Record Label

Can Incoming RIAA Head Make U.S. Music Business Great Again?

The Recording Industry Association of America (RIAA) announced Monday (April 3) that Mitch Glazier will step up to the helm of the trade group -- first as president immediately and then as chairman and CEO in January 2019. (Cary Sherman, who has led the organization since 2011, will retire at the end of 2018.) His appointment comes at a pivotal time: After a decade-and-a-half downturn, the recorded music business is finally growing again.

"There's a lot of optimism," says Glazier, who has worked at the RIAA for 18 years and is currently senior executive vice president. "But it's a very fragile recovery."

As streaming grows, policy issues will only become even more important. Here are five of the most important issues on Glazier's plate.

1. The Register of Copyrights

The most immediate issue for the RIAA is who will be the next Register of Copyrights. Since October, when Librarian of Congress Carla Hayden moved aside the former Register, she's been looking for a replacement -- but lawmakers just introduced a bill to make the position a presidential appointee instead. The RIAA supports it.

Hope and Change: Policymakers have considered the idea for some time.

2. Fair Play, Fair Pay

Labels and musicians have tried to get radio stations to pay for the use of their music for more than 50 years -- Frank Sinatra pushed the issue -- but the issue has heated up over the last decade. The Fair Play, Fair Pay Act failed in 2015, but it was re-introduced at the end of March with bipartisan support led by Reps. Jerry Nadler (D-NY) and Marsha Blackburn (R-Tenn.). Radio stations argue that they already provide plenty of promotional value.

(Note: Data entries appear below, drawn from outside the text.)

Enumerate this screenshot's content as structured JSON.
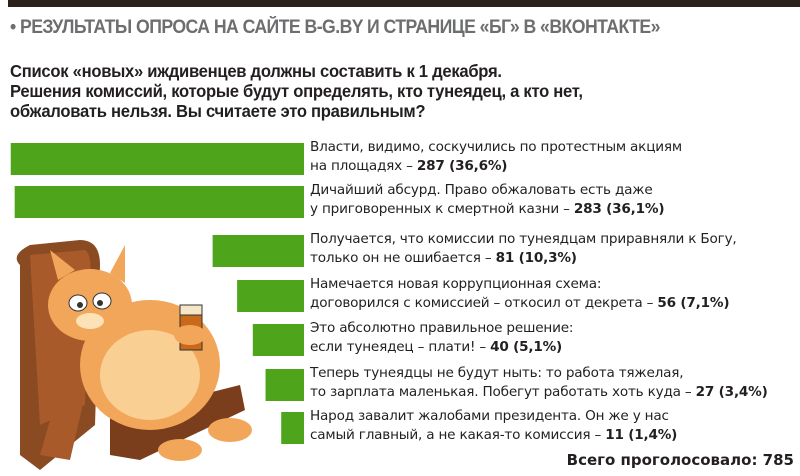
{
  "header": {
    "kicker": "• РЕЗУЛЬТАТЫ ОПРОСА НА САЙТЕ B-G.BY И СТРАНИЦЕ «БГ» В «ВКОНТАКТЕ»"
  },
  "question": [
    "Список «новых» иждивенцев должны составить к 1 декабря.",
    "Решения комиссий, которые будут определять, кто тунеядец, а кто нет,",
    "обжаловать нельзя. Вы считаете это правильным?"
  ],
  "chart_data": {
    "type": "bar",
    "orientation": "horizontal",
    "bar_color": "#4ea51b",
    "categories": [
      [
        "Власти, видимо, соскучились по протестным акциям",
        "на площадях –"
      ],
      [
        "Дичайший абсурд. Право обжаловать есть даже",
        "у приговоренных к смертной казни –"
      ],
      [
        "Получается, что комиссии по тунеядцам приравняли к Богу,",
        "только он не ошибается –"
      ],
      [
        "Намечается новая коррупционная схема:",
        "договорился с комиссией – откосил от декрета –"
      ],
      [
        "Это абсолютно правильное решение:",
        "если тунеядец – плати! –"
      ],
      [
        "Теперь тунеядцы не будут ныть: то работа тяжелая,",
        "то зарплата маленькая. Побегут работать хоть куда –"
      ],
      [
        "Народ завалит жалобами президента. Он же у нас",
        "самый главный, а не какая-то комиссия –"
      ]
    ],
    "values": [
      287,
      283,
      81,
      56,
      40,
      27,
      11
    ],
    "data_labels": [
      "287 (36,6%)",
      "283 (36,1%)",
      "81 (10,3%)",
      "56 (7,1%)",
      "40 (5,1%)",
      "27 (3,4%)",
      "11 (1,4%)"
    ],
    "percent": [
      36.6,
      36.1,
      10.3,
      7.1,
      5.1,
      3.4,
      1.4
    ]
  },
  "footer": {
    "total": "Всего проголосовало: 785"
  }
}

American Exceptionalism: Radio stations pay to use recordings in almost every other country.

3. The "Value Gap"

The 1998 Digital Millennium Copyright Act established safe harbors that exempt online platforms like YouTube from liability for copyright infringement committed by their users. The law helps Internet businesses, but creators and music executives believe it also gives YouTube an unfair advantage, since the service essentially starts out with access to content that other companies must negotiate for.

Fake News? Nope -- Billboard estimates that YouTube pays out less per stream than other online services.

4. Satellite Radio Rate-Setting

The Copyright Royalty Board (CRB) will soon begin the "SDARS III" proceeding that will set the level of royalties owed to labels and musicians from 2018 to 2022 by Sirius XM and cable television music services. It's boring but important: Those payments amount to several hundred million dollars a year.

Big Government: Sirius XM royalties are set according to a lower standard than that used for "online radio" services like Pandora, but the Fair Play, Fair Pay Act would put the services on the same standard.

5. Copyright Reform

It's a big deal for legal geeks: The last major reform was the Copyright Act of 1976. Rep. Bob Goodlatte (R-Va.) has been holding hearings on the subject for years, but progress requires shrewd negotiation.

Art of the Deal: "I don't think Silicon Valley holds all the cards anymore, either politically or culturally," Glazier says. "And today people think of music and tech as being one and the same."